How this skill works

The skill inspects and enforces patterns for database access: using type-safe SQL generation or builders instead of heavy ORMs, abstracting data access behind repository interfaces, and configuring database connection pools. It emphasizes passing context.Context through DB calls, using transaction boundaries for ACID operations, and avoiding global mutable DB state.

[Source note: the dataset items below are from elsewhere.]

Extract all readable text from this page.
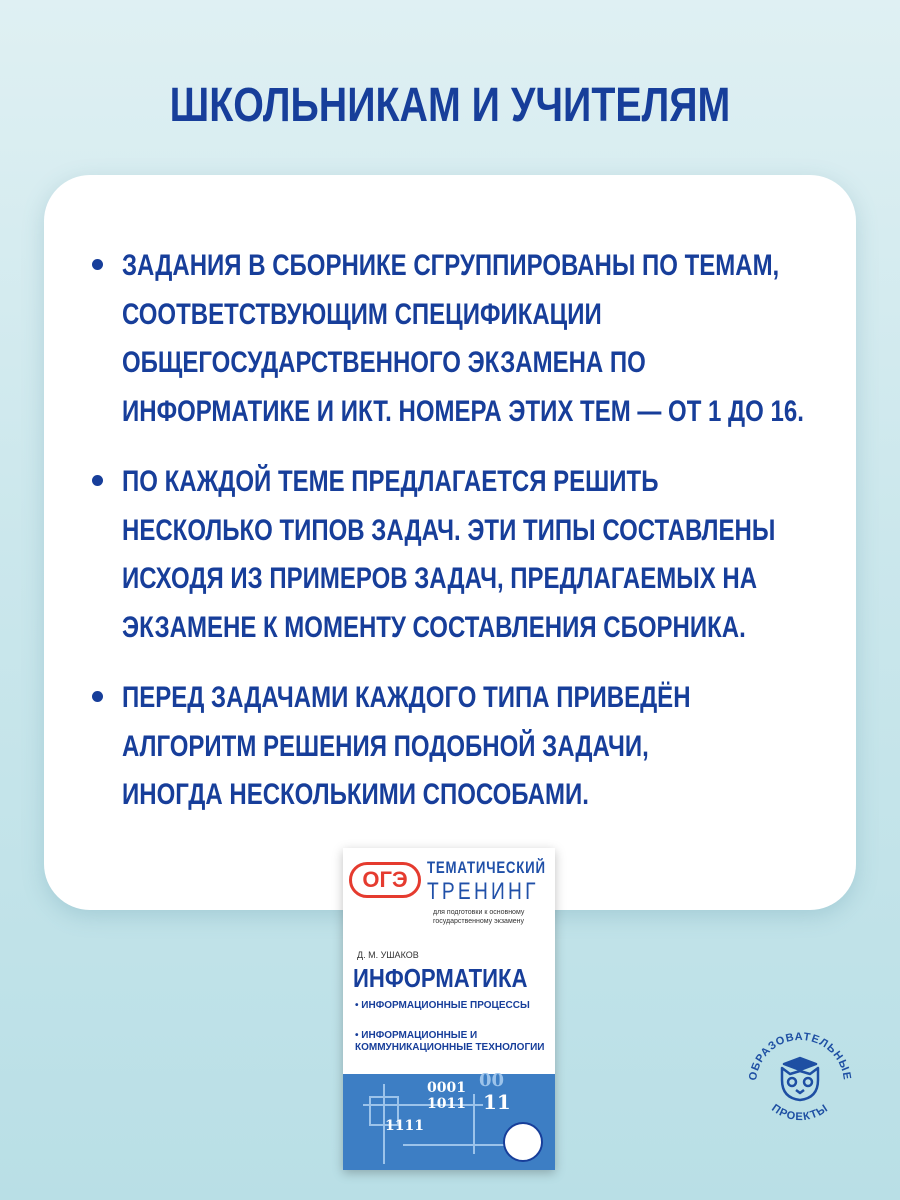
ШКОЛЬНИКАМ И УЧИТЕЛЯМ
ЗАДАНИЯ В СБОРНИКЕ СГРУППИРОВАНЫ ПО ТЕМАМ, СООТВЕТСТВУЮЩИМ СПЕЦИФИКАЦИИ ОБЩЕГОСУДАРСТВЕННОГО ЭКЗАМЕНА ПО ИНФОРМАТИКЕ И ИКТ. НОМЕРА ЭТИХ ТЕМ — ОТ 1 ДО 16.
ПО КАЖДОЙ ТЕМЕ ПРЕДЛАГАЕТСЯ РЕШИТЬ НЕСКОЛЬКО ТИПОВ ЗАДАЧ. ЭТИ ТИПЫ СОСТАВЛЕНЫ ИСХОДЯ ИЗ ПРИМЕРОВ ЗАДАЧ, ПРЕДЛАГАЕМЫХ НА ЭКЗАМЕНЕ К МОМЕНТУ СОСТАВЛЕНИЯ СБОРНИКА.
ПЕРЕД ЗАДАЧАМИ КАЖДОГО ТИПА ПРИВЕДЁН АЛГОРИТМ РЕШЕНИЯ ПОДОБНОЙ ЗАДАЧИ, ИНОГДА НЕСКОЛЬКИМИ СПОСОБАМИ.
ОГЭ	ТЕМАТИЧЕСКИЙ
ТРЕНИНГ
для подготовки к основному государственному экзамену
Д. М. УШАКОВ
ИНФОРМАТИКА
• ИНФОРМАЦИОННЫЕ ПРОЦЕССЫ
• ИНФОРМАЦИОННЫЕ И КОММУНИКАЦИОННЫЕ ТЕХНОЛОГИИ
0001
1011
1111
00
11
ОБРАЗОВАТЕЛЬНЫЕ
ПРОЕКТЫ
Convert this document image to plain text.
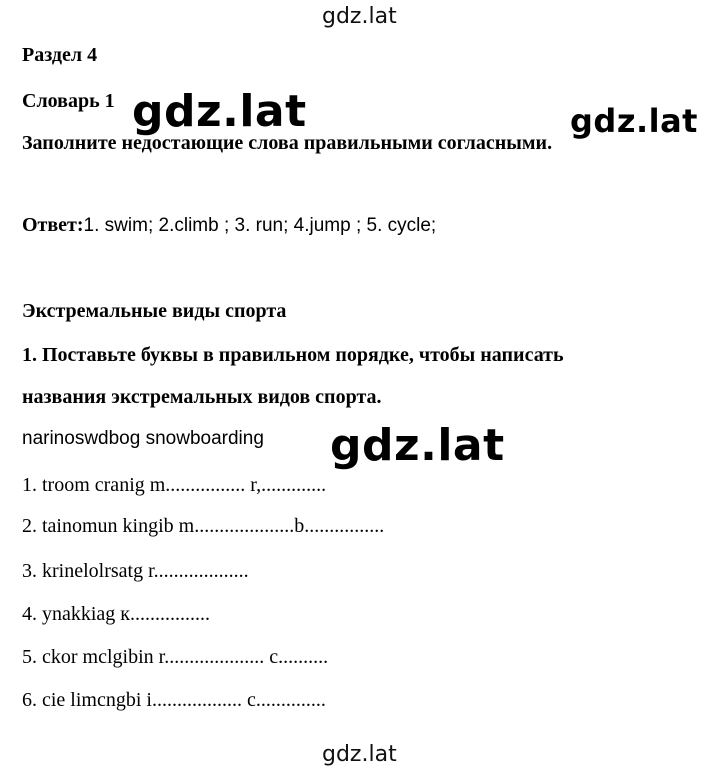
gdz.lat
Раздел 4
Словарь 1
Заполните недостающие слова правильными согласными.
gdz.lat	gdz.lat
Ответ:1. swim; 2.climb ; 3. run; 4.jump ; 5. cycle;
Экстремальные виды спорта
1. Поставьте буквы в правильном порядке, чтобы написать
названия экстремальных видов спорта.
narinoswdbog snowboarding gdz.lat
1. troom cranig m................ r,.............
2. tainomun kingib m....................b................
3. krinelolrsatg r...................
4. ynakkiag к................
5. ckor mclgibin r.................... c..........
6. cie limcngbi i.................. c..............
gdz.lat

Drivers and anti-patterns are highlighted for PostgreSQL, MySQL, and SQLite.

When to use it

  • Building or refactoring backend services in Go that access SQL databases.
  • Implementing repositories to decouple business logic from persistence.
  • Tuning database connections for performance and resource limits.
  • Designing transactional flows that require ACID guarantees.
  • Writing tests that inject database dependencies or mocks.

Best practices

  • Prefer raw SQL or SQL builders (e.g., sqlc) over heavy ORMs to keep queries explicit and performant.
  • Abstract DB access with repository interfaces in internal/port/ and inject implementations for testability.
  • Configure connection pools: SetMaxOpenConns, SetMaxIdleConns, SetConnMaxLifetime to match workload and DB limits.
  • Always use context-aware methods (QueryContext/ExecContext) and pass context.Context through call chains.
  • Wrap multi-statement or multi-row operations in transactions and propagate the transaction via interfaces.
  • Avoid global *sql.DB variables; inject DB handles via constructors to enable mocking and lifecycle control.

Example use cases

  • Service that needs predictable query performance: use sqlc or a builder and tune pool settings.
  • API endpoint that updates multiple tables atomically: implement a repository method that starts and commits a transaction.
  • Large-scale microservice: inject repository interfaces to swap real DBs for fakes in tests or local dev.
  • CLI or batch job using SQLite for local processing: pick a pure-Go driver for cross-compilation.
  • Connection-limited environments: adjust max open/idle conns and connection lifetime to avoid saturation.

FAQ

Why prefer raw SQL over an ORM in Go?

Go structs map cleanly to SQL and raw SQL or generators like sqlc keep queries explicit, predictable, and easier to profile than opaque ORM behavior.

How should I handle transactions across multiple repository calls?

Start the transaction in a higher-level service, pass a transactional context or tx-scoped repository implementation, and ensure commit/rollback on completion or error.